Ana içeriğe atla

Ve bütün bunlar sana bile değil.





Olsun.

Herkes haklı olsun.
Herkesin istedikleri olsun.
Yalan yalan olsun da söyleyen varsın istediğinden haklı olsun.
Bencilliklerin adı sevgi olsun hatta aşk olsun sonra, 
ama sevginin öldüren değil iyileştiren olduğunu herkes unutsun. 
Varsın, istediğin olsun. 
Planların olsun,
hayallerin olsun,
dilerim hepsi gerçek olsun. 
Vaatlerin olsun, 
kendi hayatın olsun, 
yalnızlığın olsun, 
kedin olsun,
köpeğin olsun,
sevgilin olsun,
nişanlın olsun,
eşin olsun,
çocukların olsun,
yok ettiğin bir yanım olsun,
karıştırdığın bir dünya hatta üstünde hak iddia edip bir kere bile sulamadığın bir çiçeğin olsun,
sana iyi bahçıvan desinler, iyi adam desinler sonra, olsun.
Ölü bir çiçeğe yazılan aşk cümleleri milyonlara ulaşsın, 
yüzyıllara uzansın hatta masal olsun, 
varsın sırf havalı olduğundan yalanlar bile baş tacı olsun.
Çiçekler susuzluktan ölsün ya da senden daha bencil koyunların dişleri altında ezilsin ama prens varsın kral olsun.
Çiçekleri kimse önemsemez. 
Kimse birbirine saksıda çiçek hediye etmez. Aşıklar bile birbirlerine çiçek cesetleri hediye ederler, hasta odalarını süsler ölüleri. Hatta bir annenin eline kondurulur belki ama bir anne bile "çiçeklere kıymayın" demez. Dünyanın en güzel kokan cesedi çiçektir çünkü. 
İnsan ölür beş para etmez de çiçek ölünce hala elden ele dolaşır durur. Hala güzel kokuları ruhları
kendine hayran bırakır. Ölü olmasının hiç önemi yoktur, köksüz, bağsız, yalnız olmasının da... Ölü de olsa bir çiçek güzel kokmalıdır ya da lezzetli olmalıdır ki; kalpleri kara insanların ellerini, midesiz koyunların dişlerini süslesin. Olsun. 

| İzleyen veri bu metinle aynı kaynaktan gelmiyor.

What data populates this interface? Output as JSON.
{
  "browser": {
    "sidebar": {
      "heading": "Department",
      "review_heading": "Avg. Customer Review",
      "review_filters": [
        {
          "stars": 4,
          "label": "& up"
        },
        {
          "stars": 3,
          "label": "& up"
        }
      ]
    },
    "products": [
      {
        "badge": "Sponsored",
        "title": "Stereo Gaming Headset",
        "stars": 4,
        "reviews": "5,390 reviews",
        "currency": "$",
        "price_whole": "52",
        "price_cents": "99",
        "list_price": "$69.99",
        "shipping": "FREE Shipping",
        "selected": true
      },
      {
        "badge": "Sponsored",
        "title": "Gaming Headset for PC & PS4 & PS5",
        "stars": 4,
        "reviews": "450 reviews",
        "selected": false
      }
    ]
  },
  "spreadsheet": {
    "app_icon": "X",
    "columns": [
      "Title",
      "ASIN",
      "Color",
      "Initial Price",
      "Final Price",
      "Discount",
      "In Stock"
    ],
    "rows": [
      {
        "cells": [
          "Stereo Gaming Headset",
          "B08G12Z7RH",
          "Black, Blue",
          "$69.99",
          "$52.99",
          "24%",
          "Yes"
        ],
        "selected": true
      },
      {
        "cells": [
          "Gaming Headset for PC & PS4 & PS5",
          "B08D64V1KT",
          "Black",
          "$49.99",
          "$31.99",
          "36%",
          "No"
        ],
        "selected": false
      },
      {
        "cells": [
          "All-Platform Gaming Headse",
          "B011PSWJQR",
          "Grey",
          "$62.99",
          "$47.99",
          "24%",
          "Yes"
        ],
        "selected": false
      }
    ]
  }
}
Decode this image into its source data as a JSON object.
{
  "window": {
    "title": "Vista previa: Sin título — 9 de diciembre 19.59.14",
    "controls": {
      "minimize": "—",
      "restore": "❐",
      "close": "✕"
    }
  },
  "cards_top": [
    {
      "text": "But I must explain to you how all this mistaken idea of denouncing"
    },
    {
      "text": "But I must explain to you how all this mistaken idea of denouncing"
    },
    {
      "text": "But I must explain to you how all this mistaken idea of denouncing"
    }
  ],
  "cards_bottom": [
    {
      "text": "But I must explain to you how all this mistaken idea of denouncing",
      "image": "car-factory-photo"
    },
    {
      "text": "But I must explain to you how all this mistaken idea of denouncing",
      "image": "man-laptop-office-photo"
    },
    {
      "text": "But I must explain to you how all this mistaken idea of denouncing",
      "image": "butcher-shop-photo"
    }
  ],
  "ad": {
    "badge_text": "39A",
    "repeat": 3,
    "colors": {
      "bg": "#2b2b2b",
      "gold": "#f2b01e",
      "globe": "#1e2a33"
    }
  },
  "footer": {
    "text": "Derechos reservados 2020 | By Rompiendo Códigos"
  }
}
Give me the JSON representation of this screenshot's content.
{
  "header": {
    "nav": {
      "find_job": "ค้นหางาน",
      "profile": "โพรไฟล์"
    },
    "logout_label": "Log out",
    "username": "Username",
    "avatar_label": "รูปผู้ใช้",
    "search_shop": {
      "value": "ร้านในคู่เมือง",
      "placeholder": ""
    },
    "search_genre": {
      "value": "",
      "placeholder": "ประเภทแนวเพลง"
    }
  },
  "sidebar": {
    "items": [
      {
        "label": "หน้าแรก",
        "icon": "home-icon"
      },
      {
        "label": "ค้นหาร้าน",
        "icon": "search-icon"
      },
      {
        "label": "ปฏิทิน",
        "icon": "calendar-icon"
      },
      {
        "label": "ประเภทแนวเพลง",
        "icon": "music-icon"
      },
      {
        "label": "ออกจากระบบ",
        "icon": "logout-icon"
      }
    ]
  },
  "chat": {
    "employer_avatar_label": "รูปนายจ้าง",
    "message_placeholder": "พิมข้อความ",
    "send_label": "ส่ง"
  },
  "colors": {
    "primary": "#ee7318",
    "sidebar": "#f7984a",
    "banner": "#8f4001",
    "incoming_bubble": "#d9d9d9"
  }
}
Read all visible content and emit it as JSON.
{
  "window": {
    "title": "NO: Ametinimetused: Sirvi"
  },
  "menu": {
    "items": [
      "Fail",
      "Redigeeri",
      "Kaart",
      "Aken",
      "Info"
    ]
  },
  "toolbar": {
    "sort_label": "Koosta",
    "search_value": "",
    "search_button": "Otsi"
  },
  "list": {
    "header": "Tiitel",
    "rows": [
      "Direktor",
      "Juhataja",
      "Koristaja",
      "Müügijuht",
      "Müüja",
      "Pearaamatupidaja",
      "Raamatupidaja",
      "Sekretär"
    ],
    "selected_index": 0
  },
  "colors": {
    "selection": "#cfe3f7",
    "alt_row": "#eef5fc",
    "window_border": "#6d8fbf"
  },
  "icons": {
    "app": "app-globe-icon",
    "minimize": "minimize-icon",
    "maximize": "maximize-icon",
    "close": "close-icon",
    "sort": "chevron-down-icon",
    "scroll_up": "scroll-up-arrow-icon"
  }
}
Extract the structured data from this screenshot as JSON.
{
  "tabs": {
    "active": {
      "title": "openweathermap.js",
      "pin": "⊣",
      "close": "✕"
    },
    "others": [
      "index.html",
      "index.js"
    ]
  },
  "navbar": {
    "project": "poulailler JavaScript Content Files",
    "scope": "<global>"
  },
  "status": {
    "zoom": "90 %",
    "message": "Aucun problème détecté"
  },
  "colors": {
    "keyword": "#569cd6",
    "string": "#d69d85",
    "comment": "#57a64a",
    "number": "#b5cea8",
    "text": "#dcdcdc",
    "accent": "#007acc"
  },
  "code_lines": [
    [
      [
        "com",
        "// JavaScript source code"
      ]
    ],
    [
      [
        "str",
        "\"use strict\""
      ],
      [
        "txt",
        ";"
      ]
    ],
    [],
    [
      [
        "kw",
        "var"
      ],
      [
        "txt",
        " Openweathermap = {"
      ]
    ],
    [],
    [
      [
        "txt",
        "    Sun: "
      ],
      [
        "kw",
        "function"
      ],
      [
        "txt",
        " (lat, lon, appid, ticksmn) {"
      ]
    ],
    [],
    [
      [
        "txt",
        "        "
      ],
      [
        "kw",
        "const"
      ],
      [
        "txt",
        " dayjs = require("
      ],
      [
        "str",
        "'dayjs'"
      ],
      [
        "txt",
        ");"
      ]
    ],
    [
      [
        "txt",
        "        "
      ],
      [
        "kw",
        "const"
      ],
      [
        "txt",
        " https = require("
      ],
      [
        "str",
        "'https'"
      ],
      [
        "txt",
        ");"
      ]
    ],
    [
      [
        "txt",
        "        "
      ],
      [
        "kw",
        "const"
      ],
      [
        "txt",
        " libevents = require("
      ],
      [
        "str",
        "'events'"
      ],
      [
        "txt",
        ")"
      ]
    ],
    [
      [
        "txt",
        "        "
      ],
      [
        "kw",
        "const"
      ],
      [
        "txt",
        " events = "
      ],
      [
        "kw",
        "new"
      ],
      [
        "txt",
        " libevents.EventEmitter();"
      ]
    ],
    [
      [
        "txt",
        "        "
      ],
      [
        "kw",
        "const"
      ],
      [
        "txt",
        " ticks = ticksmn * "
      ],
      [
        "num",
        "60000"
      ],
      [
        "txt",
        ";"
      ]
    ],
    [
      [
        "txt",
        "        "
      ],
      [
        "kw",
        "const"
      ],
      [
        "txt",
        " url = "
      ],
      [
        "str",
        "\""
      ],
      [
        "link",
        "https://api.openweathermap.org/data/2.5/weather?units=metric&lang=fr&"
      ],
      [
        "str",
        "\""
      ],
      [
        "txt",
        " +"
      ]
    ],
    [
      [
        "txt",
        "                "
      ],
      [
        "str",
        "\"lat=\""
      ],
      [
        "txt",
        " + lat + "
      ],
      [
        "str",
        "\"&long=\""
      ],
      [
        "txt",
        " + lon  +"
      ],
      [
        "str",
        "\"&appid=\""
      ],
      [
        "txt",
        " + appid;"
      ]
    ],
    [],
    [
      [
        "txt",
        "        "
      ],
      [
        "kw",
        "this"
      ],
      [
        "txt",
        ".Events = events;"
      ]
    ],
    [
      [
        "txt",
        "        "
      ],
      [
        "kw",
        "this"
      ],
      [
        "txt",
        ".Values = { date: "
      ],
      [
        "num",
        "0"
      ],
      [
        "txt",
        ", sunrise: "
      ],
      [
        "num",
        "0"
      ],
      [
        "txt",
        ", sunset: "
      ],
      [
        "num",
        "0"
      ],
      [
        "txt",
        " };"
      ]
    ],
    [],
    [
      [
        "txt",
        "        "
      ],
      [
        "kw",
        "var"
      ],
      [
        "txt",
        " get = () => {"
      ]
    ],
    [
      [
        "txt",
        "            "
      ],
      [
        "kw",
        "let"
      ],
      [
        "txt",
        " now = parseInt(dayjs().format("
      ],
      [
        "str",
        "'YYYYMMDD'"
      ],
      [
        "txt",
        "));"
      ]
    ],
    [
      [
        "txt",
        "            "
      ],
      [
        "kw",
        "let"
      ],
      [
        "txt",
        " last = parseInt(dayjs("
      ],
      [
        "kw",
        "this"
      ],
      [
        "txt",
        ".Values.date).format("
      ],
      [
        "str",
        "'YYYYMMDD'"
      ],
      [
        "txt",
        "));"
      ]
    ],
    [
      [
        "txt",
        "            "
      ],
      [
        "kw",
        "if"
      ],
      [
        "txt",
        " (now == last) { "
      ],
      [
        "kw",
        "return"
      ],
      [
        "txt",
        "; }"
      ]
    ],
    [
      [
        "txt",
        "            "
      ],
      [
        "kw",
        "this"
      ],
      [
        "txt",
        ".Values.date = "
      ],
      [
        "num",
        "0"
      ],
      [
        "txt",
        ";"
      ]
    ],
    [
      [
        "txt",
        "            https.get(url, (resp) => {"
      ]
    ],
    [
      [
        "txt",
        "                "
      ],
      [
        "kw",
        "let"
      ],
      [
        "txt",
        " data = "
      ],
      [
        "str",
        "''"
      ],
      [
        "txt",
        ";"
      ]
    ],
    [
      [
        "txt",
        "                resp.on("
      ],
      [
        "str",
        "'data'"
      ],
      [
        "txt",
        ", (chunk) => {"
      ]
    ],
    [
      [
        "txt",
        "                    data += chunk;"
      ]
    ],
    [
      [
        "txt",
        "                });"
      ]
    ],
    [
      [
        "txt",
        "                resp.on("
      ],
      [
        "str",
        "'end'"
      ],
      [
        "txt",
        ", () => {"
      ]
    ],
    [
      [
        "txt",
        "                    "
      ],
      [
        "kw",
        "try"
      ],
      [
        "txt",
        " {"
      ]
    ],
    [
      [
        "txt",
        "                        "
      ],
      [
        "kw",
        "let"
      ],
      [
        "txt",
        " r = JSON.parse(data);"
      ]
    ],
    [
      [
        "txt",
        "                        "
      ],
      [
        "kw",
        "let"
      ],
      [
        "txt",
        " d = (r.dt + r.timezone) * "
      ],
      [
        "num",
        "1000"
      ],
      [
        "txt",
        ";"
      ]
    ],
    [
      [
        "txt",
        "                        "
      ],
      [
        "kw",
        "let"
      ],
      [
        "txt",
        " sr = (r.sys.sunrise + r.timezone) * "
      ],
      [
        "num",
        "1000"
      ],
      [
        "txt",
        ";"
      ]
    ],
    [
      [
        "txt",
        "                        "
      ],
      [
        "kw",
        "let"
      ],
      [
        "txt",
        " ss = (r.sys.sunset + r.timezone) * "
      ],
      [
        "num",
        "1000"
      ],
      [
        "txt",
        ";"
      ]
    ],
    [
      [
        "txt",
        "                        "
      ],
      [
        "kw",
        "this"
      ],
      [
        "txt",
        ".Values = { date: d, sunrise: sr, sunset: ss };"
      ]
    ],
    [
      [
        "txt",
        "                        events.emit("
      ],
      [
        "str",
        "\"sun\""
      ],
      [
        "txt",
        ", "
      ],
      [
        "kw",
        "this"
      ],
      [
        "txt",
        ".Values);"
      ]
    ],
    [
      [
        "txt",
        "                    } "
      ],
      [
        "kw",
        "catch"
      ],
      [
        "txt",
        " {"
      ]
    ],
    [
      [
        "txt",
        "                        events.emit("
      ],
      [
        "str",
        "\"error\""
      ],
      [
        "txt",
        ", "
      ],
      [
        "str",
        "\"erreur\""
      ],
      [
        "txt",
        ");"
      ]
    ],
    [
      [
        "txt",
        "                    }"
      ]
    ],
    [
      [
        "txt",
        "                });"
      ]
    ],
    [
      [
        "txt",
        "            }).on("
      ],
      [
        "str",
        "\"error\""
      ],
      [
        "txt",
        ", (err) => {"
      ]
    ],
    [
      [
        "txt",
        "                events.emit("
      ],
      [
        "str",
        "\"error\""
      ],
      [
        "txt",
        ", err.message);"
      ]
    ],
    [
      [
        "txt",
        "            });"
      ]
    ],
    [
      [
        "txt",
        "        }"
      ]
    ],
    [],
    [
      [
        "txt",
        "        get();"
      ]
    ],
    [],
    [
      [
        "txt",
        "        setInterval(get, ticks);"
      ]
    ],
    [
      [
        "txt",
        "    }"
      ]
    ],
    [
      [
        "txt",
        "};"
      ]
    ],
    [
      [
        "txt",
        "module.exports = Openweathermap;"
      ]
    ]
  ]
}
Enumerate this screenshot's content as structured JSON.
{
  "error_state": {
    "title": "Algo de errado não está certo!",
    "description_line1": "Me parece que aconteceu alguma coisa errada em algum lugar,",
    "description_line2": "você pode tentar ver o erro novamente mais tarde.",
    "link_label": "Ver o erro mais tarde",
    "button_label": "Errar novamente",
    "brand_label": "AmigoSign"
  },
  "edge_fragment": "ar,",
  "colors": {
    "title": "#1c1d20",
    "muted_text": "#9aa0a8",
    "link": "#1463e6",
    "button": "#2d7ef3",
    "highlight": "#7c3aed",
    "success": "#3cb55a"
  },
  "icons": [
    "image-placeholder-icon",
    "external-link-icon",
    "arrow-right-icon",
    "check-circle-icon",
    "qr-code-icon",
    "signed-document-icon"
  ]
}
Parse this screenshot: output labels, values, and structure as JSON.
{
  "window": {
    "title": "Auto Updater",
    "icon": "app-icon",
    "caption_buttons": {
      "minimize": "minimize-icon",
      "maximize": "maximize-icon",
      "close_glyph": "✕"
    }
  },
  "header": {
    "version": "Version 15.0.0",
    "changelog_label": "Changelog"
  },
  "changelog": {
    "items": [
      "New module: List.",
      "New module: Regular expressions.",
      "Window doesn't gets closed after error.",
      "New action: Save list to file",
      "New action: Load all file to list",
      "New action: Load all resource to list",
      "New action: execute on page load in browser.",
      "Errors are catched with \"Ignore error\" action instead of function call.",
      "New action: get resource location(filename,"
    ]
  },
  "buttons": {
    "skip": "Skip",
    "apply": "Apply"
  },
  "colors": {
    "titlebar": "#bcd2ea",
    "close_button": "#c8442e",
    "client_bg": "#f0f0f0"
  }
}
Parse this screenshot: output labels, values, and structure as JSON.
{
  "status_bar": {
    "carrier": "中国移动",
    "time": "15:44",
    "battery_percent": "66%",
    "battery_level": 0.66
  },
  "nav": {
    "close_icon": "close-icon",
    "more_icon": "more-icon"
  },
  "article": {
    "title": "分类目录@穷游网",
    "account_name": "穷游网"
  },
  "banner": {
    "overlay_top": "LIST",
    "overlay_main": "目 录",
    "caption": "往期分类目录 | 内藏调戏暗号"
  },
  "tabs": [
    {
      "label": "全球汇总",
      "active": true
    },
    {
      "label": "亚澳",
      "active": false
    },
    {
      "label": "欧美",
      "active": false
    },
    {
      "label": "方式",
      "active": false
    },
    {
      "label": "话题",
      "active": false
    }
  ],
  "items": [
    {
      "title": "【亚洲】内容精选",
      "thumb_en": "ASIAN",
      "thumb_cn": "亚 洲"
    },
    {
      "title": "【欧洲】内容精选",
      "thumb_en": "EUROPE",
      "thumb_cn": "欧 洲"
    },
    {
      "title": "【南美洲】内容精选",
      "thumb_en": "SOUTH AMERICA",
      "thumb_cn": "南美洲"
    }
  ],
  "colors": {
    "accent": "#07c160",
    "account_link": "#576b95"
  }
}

Bazıları daha ileriye gitsin. Ölü çiçekleri kurutsun. 
Ölümsüzlük desinler bunun adına da, daha havalı olsun.
Sonra bir çocuk, bir çiçeğe neden sustuğunu sorsun. 
Sorsun, sorsun da çiçek ölmek üzere olduğundan, anlatsalar da anlamayacaklarını bildiğinden yine sussun. 
...

Varsın Sezar ölsün de Brütüs'ün namı yürüsün. 
Brütüs Sezar'ın mezarına ölü çiçek cesetleri götürsün. 
Mezarı başında ona, onu ne çok sevdiğini söylesin de hatta sonra Sezar'a cevap vermediğinden kızsın, küssün, olsun. 
Sezar'ın ruhunu, Brütüs'e olan güveni; bedenini, ete aç böcekler parçalasın, parçalasın da Sezar'ın gıkı bile çıkmasın. 
Sabah olsun, 
akşam olsun, 
yarın olsun.
Sezar ölsün; Brütüs, Brütüs olsun. 


Bir kadının sonsuz boşluğa sahip ama bir o kadar da sonsuz dağınıklığa sahip bir odası olsun.
Çaldığını sandığın kitapları olsun yatağının üzerinde, gece onlara sarılarak uyuduğunu bilme ama anladığını sandığın cümlelerini oku özenle. Sonra bir iki cümlede sen karala, hatta o güzel dudaklarınla belki aynalarda yüksek sesle kendine okursun bu satırları. Dersin ne kadar haklıyım ve ne kadar büyük. Olsun. 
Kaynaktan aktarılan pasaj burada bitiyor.